# Finetuning ID -> SU using IndoBART

In [1]:
import os, sys
sys.path.append('../')
os.chdir('../')

import torch
import shutil
import random
import numpy as np
import pandas as pd
from torch import optim
from transformers import MBartForConditionalGeneration

from indobenchmark import IndoNLGTokenizer
from utils.train_eval import train, evaluate
from utils.metrics import generation_metrics_fn
from utils.forward_fn import forward_generation
from utils.data_utils import MachineTranslationDataset, GenerationDataLoader

In [2]:
###
# common functions
###
def set_seed(seed):
    random.seed(seed)
    np.random.seed(seed)
    torch.manual_seed(seed)
    torch.cuda.manual_seed(seed)
    
def count_param(module, trainable=False):
    if trainable:
        return sum(p.numel() for p in module.parameters() if p.requires_grad)
    else:
        return sum(p.numel() for p in module.parameters())
    
# Set random seed
# set_seed(26092020)

# Load Model

In [3]:
bart_model = MBartForConditionalGeneration.from_pretrained('indobenchmark/indobart')
tokenizer = IndoNLGTokenizer.from_pretrained('indobenchmark/indobart')

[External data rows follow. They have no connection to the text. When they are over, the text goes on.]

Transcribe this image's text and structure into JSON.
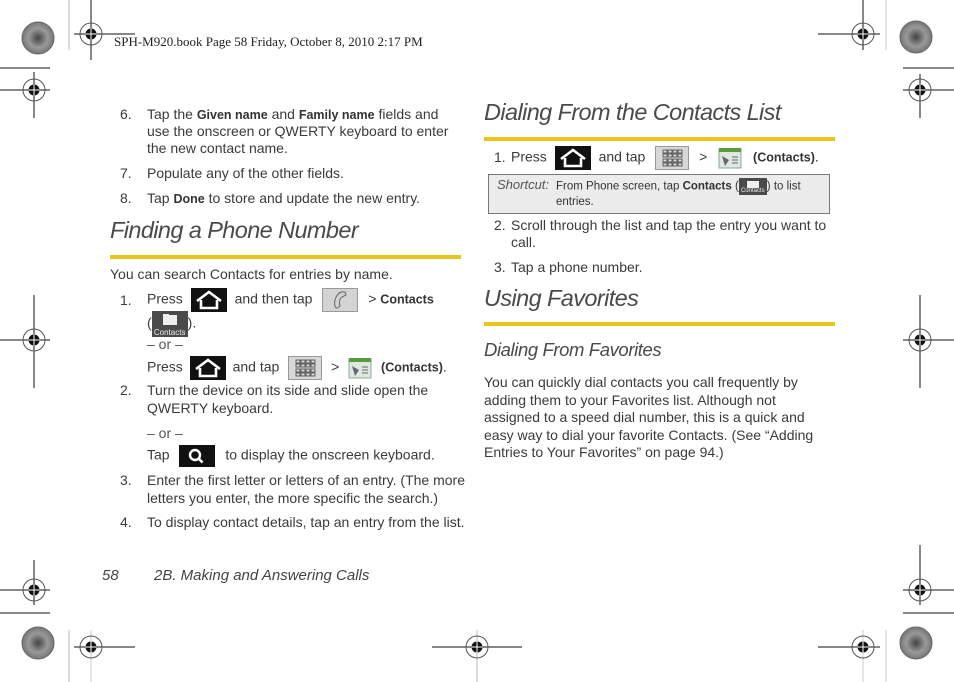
{
  "print_header": "SPH-M920.book  Page 58  Friday, October 8, 2010  2:17 PM",
  "left_column": {
    "steps_top": [
      {
        "num": "6.",
        "lines": [
          {
            "pre": "Tap the ",
            "b1": "Given name",
            "mid": " and ",
            "b2": "Family name",
            "post": " fields and"
          },
          "use the onscreen or QWERTY keyboard to enter",
          "the new contact name."
        ]
      },
      {
        "num": "7.",
        "text": "Populate any of the other fields."
      },
      {
        "num": "8.",
        "pre": "Tap ",
        "bold": "Done",
        "post": " to store and update the new entry."
      }
    ],
    "section_title": "Finding a Phone Number",
    "intro": "You can search Contacts for entries by name.",
    "step1": {
      "num": "1.",
      "press": "Press",
      "and_then_tap": "and then tap",
      "gt": ">",
      "contacts_bold": "Contacts",
      "open_paren": "(",
      "close_paren": ").",
      "or": "– or –",
      "press2": "Press",
      "and_tap": "and tap",
      "gt2": ">",
      "contacts_paren": "(Contacts)",
      "period": "."
    },
    "step2": {
      "num": "2.",
      "line1": "Turn the device on its side and slide open the",
      "line2": "QWERTY keyboard.",
      "or": "– or –",
      "tap": "Tap",
      "after_icon": "to display the onscreen keyboard."
    },
    "step3": {
      "num": "3.",
      "line1": "Enter the first letter or letters of an entry. (The more",
      "line2": "letters you enter, the more specific the search.)"
    },
    "step4": {
      "num": "4.",
      "text": "To display contact details, tap an entry from the list."
    }
  },
  "right_column": {
    "section1_title": "Dialing From the Contacts List",
    "step1": {
      "num": "1.",
      "press": "Press",
      "and_tap": "and tap",
      "gt": ">",
      "contacts_paren": "(Contacts)",
      "period": "."
    },
    "shortcut": {
      "label": "Shortcut:",
      "pre": "From Phone screen, tap ",
      "bold": "Contacts",
      "open": " (",
      "close": ") to list",
      "line2": "entries."
    },
    "step2": {
      "num": "2.",
      "line1": "Scroll through the list and tap the entry you want to",
      "line2": "call."
    },
    "step3": {
      "num": "3.",
      "text": "Tap a phone number."
    },
    "section2_title": "Using Favorites",
    "subsection_title": "Dialing From Favorites",
    "paragraph": [
      "You can quickly dial contacts you call frequently by",
      "adding them to your Favorites list. Although not",
      "assigned to a speed dial number, this is a quick and",
      "easy way to dial your favorite Contacts. (See “Adding",
      "Entries to Your Favorites” on page 94.)"
    ]
  },
  "icons": {
    "contacts_label": "Contacts",
    "home": "home-key-icon",
    "phone": "phone-app-icon",
    "grid": "applications-grid-icon",
    "search": "search-key-icon",
    "contacts": "contacts-icon"
  },
  "footer": {
    "page_number": "58",
    "chapter": "2B. Making and Answering Calls"
  },
  "colors": {
    "accent_rule": "#e8c618",
    "heading": "#4a4a4a",
    "shortcut_bg": "#ececec"
  }
}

# bart_model = MBartForConditionalGeneration.from_pretrained('indobenchmark/indobart-v2')
# tokenizer = IndoNLGTokenizer.from_pretrained('indobenchmark/indobart-v2')

model = bart_model
model

Special tokens have been added in the vocabulary, make sure the associated word embedding are fine-tuned or trained.


MBartForConditionalGeneration(
  (model): MBartModel(
    (shared): Embedding(40004, 768, padding_idx=1)
    (encoder): MBartEncoder(
      (embed_tokens): Embedding(40004, 768, padding_idx=1)
      (embed_positions): MBartLearnedPositionalEmbedding(1026, 768, padding_idx=1)
      (layers): ModuleList(
        (0): MBartEncoderLayer(
          (self_attn): MBartAttention(
            (k_proj): Linear(in_features=768, out_features=768, bias=True)
            (v_proj): Linear(in_features=768, out_features=768, bias=True)
            (q_proj): Linear(in_features=768, out_features=768, bias=True)
            (out_proj): Linear(in_features=768, out_features=768, bias=True)
          )
          (self_attn_layer_norm): LayerNorm((768,), eps=1e-05, elementwise_affine=True)
          (fc1): Linear(in_features=768, out_features=3072, bias=True)
          (fc2): Linear(in_features=3072, out_features=768, bias=True)
          (final_layer_norm): LayerNorm((768,), eps=1e-05, elementwise_affine=Tru

In [4]:
count_param(model)

131543040

# Prepare Dataset

In [5]:
# configs and args

lr = 1e-4
gamma = 0.9
lower = True
step_size = 1
beam_size = 5
max_norm = 10
early_stop = 5

max_seq_len = 512
grad_accumulate = 1
no_special_token = False
swap_source_target = True
model_type = 'indo-bart'
valid_criterion = 'SacreBLEU'

separator_id = 4
speaker_1_id = 5
speaker_2_id = 6

train_batch_size = 8
valid_batch_size = 8
test_batch_size = 8

source_lang = "[indonesian]"
target_lang = "[sundanese]"

optimizer = optim.Adam(model.parameters(), lr=lr)
src_lid = tokenizer.special_tokens_to_ids[source_lang]
tgt_lid = tokenizer.special_tokens_to_ids[target_lang]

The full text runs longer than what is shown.